Figure 1.
Full-length recombinant HEL-IgM-BCR expression cassette.
(A) The HEL-specific Ig chains are linked by the Furin–FMDV-2A self-cleaving sequences. Both Ig chains have a signal peptide sequence, but only the downstream Igκ chain possesses a stop codon. (B) During translation, the first cleavage event occurs at the FMDV-2A peptide sequence; the 2A peptide remains attached as remnant to the C-terminus of the upstream Igμ chain. (C) A second cleavage event, initiated at the Furin site, finally yields both Ig chains without further attachments that can be assembled to build the HEL-IgM-BCR.
Figure 2.
In vitro surface expression of the recombinant HEL-IgM-BCR.
The pro-B cell line R5B, deficient for endogenous BCR, was infected with virus-containing supernatant encoding for the recombinant HEL-specific IgM-BCR. 24 h post-infection, cells were either analysed by flow-cytometry or western blot analysis. The WEHI-231 B-cell lymphoma served as positive control. Staining for Igμ and Igκ showed surface (A) as well as intracellular expression (B) of the recombinant BCR. Numbers in quadrants indicate the percentage of cells expressing the respective marker. (C) Lysates of infected R5B cells were analysed for κ- and μH-chain expression. Expression of the Ig chains was only detected in lysates of cells infected with the recombinant HEL-IgM-BCR. Incubation with an anti-GFP antibody was used as internal control. Results are representative of three independent experiments.
Figure 3.
Analysis of HEL-IgM retrogenic mice showed only weak expression of the retrogene.

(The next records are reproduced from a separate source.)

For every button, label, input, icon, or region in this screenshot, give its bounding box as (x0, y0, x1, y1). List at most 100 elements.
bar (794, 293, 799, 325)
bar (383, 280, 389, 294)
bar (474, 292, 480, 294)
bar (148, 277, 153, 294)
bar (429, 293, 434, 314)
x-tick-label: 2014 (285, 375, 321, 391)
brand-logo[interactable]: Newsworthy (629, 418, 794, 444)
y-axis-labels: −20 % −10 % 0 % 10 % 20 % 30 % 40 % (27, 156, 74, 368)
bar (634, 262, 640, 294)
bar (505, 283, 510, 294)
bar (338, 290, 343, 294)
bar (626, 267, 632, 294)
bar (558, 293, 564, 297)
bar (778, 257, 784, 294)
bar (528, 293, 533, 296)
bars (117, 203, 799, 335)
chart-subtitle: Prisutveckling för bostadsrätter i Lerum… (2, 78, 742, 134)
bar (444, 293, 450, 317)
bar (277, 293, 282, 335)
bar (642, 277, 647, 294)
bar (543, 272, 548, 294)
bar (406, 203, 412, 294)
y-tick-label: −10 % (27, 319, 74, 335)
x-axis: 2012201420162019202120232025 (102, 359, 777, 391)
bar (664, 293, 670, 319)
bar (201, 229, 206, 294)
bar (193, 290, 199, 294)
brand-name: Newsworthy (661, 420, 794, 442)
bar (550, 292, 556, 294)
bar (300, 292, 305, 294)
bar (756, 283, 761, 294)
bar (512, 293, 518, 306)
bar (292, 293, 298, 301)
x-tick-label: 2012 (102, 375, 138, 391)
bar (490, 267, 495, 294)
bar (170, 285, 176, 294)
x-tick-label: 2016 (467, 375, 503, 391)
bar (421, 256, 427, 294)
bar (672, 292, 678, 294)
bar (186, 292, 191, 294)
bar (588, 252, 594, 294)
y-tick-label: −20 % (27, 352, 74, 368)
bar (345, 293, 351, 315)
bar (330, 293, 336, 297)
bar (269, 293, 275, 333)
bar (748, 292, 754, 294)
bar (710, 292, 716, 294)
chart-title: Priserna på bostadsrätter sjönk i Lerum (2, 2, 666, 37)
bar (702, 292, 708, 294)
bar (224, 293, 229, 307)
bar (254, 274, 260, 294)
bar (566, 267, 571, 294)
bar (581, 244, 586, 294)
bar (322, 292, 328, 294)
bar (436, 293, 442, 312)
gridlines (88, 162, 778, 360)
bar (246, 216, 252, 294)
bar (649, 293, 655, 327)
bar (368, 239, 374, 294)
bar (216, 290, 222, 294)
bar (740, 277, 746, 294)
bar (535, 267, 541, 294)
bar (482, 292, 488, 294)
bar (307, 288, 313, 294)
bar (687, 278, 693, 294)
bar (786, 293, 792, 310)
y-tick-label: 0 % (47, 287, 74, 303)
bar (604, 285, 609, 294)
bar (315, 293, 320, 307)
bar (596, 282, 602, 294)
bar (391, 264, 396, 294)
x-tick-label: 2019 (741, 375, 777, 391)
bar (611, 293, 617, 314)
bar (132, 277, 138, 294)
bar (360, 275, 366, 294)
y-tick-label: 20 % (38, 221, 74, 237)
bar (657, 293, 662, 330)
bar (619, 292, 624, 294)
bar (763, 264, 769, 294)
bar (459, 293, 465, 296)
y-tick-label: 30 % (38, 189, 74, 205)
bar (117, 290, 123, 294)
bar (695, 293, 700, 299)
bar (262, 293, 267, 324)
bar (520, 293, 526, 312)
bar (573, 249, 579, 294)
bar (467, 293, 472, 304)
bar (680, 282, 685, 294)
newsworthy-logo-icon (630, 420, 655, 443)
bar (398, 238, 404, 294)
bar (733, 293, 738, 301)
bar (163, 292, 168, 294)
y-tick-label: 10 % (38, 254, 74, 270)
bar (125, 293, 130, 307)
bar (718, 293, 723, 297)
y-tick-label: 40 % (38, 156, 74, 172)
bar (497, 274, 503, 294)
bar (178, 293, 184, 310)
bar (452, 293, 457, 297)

Retrogenic mice were generated as described in the Materials and Methods section. Analysis was performed 6- to 8-weeks post-reconstitution. Single cell suspensions of spleen and lymph nodes were stained with fluorochrome-conjugated antibodies and analysed by flow cytometry. Transgenic HEL-IgM-BCR as well as wildtype C57BL/6 mice served as controls. Results for splenocytes are displayed. (A) Representative surface staining for CD19 and Igμb. Transduced cells are GFP+. Numbers in quadrants indicate the percentage of cells expressing the respective marker. Dead cells were excluded from the analysis. (B) Intracellular staining for the same parameters as in (A). Cells are gated on CD19+ cells. (C) Surface staining for surface markers other than B cells (CD3, CD4, CD8, CD11c, Gr-1). (D) Rag2-/- mice served as donors and recipients instead of C57BL/6 wt mice. Flow cytometric analysis for same parameters as in (A) as well as for Igβ. Results shown are representative of two independent experiments.